Neuer BVA-Chef hält den Gesundheitsfonds für fehlkonstruiert

Der neue Präsident der Bundesbehörde für die Rechtsaufsicht der deutschen Sozialversicherungen (BVA), Maximilian Gaßner, übt in einem Interview mit der „Wirtschaftswoche“ Kritik am Gesundheitsfonds.

So soll der Gesundheitsfonds gemäß Schätzungen der BVA für das Jahr 2011 eine Unterdeckung von rund 11 Milliarden Euro aufweisen. Gemäß der gesetzlichen Novellierung können die gesetzlichen Krankenkassen zur Deckung ihres eventuellen finanziellen Fehlbetrags so genannte Zusatzbeiträge in Höhe von bis zu einem Prozent des Gehalts erheben.
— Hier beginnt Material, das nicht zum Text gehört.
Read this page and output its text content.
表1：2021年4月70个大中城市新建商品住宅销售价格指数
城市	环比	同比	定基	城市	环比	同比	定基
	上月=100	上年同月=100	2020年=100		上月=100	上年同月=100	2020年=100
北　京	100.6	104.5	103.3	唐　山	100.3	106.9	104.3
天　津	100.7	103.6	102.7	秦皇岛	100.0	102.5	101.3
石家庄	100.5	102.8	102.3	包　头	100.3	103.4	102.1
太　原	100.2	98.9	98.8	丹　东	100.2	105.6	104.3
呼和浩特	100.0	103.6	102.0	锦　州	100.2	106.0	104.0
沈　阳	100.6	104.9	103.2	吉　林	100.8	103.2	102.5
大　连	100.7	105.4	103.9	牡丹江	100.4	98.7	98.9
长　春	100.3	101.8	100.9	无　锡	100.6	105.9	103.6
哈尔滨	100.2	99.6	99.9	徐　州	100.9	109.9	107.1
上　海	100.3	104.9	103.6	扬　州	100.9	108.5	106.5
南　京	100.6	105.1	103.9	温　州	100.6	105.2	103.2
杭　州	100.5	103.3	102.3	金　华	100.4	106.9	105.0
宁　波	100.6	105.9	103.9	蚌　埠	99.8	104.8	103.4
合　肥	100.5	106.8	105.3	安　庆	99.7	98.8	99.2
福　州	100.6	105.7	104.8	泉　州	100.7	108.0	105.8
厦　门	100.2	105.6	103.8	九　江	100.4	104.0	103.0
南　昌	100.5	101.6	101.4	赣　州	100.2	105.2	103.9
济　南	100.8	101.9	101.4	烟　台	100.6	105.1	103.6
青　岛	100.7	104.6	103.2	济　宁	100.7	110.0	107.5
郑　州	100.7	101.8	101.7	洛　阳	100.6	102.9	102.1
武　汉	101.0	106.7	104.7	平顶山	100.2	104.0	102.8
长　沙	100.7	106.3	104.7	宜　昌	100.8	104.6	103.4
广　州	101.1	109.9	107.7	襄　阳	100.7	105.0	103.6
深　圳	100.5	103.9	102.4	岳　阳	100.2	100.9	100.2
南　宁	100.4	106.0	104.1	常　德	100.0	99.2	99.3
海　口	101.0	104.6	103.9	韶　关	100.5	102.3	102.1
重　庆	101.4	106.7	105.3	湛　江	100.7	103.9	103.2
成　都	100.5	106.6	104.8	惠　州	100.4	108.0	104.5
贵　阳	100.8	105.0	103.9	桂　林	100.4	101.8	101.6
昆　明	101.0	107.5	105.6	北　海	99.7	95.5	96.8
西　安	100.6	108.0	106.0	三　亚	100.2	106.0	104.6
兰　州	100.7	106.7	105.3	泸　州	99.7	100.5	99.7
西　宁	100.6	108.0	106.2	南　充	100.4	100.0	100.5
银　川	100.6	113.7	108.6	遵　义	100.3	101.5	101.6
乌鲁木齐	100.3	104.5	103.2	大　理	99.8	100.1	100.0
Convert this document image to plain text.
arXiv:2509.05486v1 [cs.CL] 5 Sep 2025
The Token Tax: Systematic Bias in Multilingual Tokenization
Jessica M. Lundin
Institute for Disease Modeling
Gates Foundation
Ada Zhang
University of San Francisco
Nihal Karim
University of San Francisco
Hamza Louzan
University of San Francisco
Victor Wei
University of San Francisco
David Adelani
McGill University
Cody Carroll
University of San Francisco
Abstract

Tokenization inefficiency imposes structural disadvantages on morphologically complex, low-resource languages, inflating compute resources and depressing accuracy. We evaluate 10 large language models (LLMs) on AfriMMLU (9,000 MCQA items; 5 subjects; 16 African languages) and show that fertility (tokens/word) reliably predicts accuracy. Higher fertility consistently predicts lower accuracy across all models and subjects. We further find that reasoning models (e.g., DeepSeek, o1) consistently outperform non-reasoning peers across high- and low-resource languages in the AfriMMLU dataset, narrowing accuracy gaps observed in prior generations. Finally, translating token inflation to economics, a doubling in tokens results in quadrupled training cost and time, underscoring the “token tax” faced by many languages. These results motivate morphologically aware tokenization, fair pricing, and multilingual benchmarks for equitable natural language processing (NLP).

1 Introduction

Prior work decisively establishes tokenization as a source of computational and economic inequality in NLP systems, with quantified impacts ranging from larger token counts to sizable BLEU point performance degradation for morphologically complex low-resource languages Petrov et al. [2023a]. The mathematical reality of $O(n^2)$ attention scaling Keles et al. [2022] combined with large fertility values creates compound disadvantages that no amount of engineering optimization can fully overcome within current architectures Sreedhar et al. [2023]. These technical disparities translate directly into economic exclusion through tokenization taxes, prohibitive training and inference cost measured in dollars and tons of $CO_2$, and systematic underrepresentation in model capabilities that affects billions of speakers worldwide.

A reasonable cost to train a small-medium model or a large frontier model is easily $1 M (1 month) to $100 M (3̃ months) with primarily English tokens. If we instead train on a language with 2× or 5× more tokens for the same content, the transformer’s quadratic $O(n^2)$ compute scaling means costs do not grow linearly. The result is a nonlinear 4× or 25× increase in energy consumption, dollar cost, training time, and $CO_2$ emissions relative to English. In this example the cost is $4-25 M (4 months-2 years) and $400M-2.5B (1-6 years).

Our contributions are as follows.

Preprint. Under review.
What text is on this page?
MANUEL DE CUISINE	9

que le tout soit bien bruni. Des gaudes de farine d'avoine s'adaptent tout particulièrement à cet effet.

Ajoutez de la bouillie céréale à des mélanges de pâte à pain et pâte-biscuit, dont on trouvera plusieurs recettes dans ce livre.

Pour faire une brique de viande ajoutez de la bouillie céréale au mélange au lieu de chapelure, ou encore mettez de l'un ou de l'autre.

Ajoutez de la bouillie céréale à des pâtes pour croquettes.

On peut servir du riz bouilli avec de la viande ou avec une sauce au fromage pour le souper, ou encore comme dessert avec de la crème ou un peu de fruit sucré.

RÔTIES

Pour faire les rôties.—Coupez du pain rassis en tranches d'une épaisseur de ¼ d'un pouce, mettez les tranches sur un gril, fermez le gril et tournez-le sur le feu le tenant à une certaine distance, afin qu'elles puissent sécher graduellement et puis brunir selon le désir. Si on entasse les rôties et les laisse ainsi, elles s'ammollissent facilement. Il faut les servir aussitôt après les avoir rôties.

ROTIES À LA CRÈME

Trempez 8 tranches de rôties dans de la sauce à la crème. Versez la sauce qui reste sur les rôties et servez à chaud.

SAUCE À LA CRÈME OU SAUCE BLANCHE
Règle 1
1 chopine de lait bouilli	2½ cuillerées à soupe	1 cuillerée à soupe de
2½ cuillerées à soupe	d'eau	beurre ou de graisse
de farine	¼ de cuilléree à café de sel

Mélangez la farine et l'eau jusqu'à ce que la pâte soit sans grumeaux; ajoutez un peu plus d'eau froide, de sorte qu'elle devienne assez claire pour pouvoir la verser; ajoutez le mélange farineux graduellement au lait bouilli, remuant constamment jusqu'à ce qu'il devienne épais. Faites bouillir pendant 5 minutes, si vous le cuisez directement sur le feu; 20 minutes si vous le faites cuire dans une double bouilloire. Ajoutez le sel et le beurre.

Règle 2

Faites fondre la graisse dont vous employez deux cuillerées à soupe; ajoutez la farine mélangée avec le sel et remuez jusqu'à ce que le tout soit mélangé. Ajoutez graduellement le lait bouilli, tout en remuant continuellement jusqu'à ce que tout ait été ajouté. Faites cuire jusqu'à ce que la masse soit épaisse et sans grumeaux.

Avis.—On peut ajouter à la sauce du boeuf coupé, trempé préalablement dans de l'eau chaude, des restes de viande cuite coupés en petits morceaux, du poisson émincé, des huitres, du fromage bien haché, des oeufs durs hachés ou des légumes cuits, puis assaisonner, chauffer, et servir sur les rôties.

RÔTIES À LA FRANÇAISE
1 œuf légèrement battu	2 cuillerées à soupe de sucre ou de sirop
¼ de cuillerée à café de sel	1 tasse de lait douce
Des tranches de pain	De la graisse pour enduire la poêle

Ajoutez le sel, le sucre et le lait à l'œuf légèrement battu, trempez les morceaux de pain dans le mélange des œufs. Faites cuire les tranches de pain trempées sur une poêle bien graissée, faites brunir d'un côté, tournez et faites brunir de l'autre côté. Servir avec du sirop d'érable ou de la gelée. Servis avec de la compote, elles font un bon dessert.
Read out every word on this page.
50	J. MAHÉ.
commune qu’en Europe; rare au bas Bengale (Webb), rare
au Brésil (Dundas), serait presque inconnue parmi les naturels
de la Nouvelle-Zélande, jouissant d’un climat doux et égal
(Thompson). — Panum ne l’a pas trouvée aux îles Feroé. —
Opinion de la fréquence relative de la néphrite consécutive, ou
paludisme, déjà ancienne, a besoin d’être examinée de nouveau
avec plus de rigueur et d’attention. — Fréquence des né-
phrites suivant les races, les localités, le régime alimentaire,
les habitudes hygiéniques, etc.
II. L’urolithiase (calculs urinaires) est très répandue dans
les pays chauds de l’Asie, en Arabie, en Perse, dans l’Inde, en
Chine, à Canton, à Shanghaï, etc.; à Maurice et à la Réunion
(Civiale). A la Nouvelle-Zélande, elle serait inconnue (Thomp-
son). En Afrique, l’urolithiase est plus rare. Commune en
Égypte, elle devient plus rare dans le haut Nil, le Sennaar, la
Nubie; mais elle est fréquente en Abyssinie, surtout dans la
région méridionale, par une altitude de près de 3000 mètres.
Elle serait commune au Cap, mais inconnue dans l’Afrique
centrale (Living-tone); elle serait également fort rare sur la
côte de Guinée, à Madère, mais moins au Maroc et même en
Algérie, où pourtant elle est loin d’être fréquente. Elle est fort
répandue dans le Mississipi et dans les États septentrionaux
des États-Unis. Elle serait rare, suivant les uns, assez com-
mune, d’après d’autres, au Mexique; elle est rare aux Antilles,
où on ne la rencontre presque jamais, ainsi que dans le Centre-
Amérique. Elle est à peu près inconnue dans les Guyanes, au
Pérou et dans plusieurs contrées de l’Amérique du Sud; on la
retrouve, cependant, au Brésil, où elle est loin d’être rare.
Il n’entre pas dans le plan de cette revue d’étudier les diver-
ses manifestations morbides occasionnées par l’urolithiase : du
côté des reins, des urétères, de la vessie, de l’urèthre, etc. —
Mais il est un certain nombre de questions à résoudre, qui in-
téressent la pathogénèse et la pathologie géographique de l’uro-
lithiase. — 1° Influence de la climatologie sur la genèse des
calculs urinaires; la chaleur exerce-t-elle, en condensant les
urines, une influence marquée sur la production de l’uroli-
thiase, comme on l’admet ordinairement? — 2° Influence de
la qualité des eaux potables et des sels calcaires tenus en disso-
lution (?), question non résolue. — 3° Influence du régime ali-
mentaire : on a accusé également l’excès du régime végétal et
Gaßner äußert schwerwiegende Zweifel, ob die Zusatzbeiträge in dieser Form allein ausreichend sind, um die künftigen Finanzierungsdefizite auszugleichen, denn die Schere zwischen Einnahmen und Ausgaben klafft trotz intensivierter Sparbemühungen der gesetzlichen Krankenkassen weiter auseinander. Gaßner plädiert für eine generelle Erhöhung der Einnahmenseite und eine grundlegende Anpassung des Gesundheitsfonds. Der Versicherte verlange Ehrlichkeit und Transparenz. Dies sei durch die aktuelle gesetzliche Regelung jedoch nicht in vollem Umfang gewährleistet. Vielmehr würden letztlich Fehlanreize gefördert, die den ursprünglichen Zielen des Gesundheitsfonds zuwiderlaufen.